Dans toute construction nouvelle, il y a des gens, ils auront peut-être des
enfants qui feront du bruit, rouleront à bicyclette sur les trottoirs, il y
aura quelques voitures en plus dans les rues, etc... C’est proprement
intolérable.
Sous
l’emprise de cette phobie, quand on en est possédé, le droit le plus évident
est exploité dans le sens qui apaise l’angoisse, avec la conviction sincère,
dans le meilleur des cas, d’avoir rendu service à l’urbanisme et à “ l’intérêt
général ” et avec la satisfaction cruelle d’avoir porté un coup
qui va faire mal, dans le pire. Toujours en toute bonne conscience et à l’abri
de tout retour de bâton. A moins qu’il n’y ait d’autres raisons d’ordre plus
psycho-pathologiques encore, comme le droit de l’urbanisme peut en susciter
chez ceux qui l’appliquent ou le contestent, finissant par contaminer ceux qui
doivent en donner la juste interprétation..
Les
incontinences juridictionnelles apportent leur tribut périodique d’incertitudes
et d’insécurités dont on se plaint dans les rapports sans jamais se refuser le
délice d’y contribuer en statuant. Il serait dommage de ne pas dresser le
florilège.
Une
vigilance active aurait dû conduire l’administration de l’urbanisme, (
1 ) à corriger sans attendre, dans les textes eux-mêmes, ces
interprétations farfelues qui détraquent ce qui fonctionne encore à peu près
correctement.

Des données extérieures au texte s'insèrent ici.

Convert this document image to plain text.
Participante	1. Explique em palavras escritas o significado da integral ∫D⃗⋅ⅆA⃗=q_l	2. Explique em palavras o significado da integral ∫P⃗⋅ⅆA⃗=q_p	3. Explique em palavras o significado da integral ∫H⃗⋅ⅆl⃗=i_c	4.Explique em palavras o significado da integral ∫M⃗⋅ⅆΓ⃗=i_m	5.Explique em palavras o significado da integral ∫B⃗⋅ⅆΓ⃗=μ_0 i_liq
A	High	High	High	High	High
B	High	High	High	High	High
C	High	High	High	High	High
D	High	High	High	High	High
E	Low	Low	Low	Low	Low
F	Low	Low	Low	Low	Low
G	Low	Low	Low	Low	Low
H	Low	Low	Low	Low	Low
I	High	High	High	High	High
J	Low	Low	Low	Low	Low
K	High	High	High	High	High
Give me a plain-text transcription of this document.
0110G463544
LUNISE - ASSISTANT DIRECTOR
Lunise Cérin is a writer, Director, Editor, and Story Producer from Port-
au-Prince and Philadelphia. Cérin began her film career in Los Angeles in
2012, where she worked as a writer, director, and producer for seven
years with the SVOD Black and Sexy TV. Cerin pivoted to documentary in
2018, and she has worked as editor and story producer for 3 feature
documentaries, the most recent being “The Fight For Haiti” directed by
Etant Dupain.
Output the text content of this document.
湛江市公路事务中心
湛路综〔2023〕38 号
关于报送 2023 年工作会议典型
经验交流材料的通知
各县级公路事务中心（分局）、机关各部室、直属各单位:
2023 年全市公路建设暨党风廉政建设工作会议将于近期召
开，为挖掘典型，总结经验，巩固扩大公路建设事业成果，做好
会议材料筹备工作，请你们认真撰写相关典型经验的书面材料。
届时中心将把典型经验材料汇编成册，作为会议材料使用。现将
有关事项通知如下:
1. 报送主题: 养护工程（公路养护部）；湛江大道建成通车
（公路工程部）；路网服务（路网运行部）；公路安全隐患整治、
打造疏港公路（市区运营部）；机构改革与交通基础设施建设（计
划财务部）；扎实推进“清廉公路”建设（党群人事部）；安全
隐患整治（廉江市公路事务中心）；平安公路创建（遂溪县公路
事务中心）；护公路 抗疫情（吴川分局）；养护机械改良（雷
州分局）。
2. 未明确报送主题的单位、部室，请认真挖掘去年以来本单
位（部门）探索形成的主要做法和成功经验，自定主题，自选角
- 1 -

Hélas, quand on a la tête dans les nuages et les jambes qui
chancellent, on ne va tout de même pas se mêler de problèmes aussi médiocres
que subalternes, dignes des années 60. L’urbanisme décentralisé ne concerne plus guère l’Etat et il
le prouve, s’il restait un doute à effacer.
( 1 ). Soyons cependant régulier ! Le temps de
faire paraître cet article, un décret est tout de même venu corriger
l’interprétation farfelue ! Il aura donc fallu plus de six ans pour réagir
et retrouver la raison perdue. Le juge et l’administration avaient un meilleur
usage à faire de leur temps. ( Décret N°98.913 du 12 octobre 1998. Art 36
modifiant l’article R.123.22 du code de l’urbanisme ).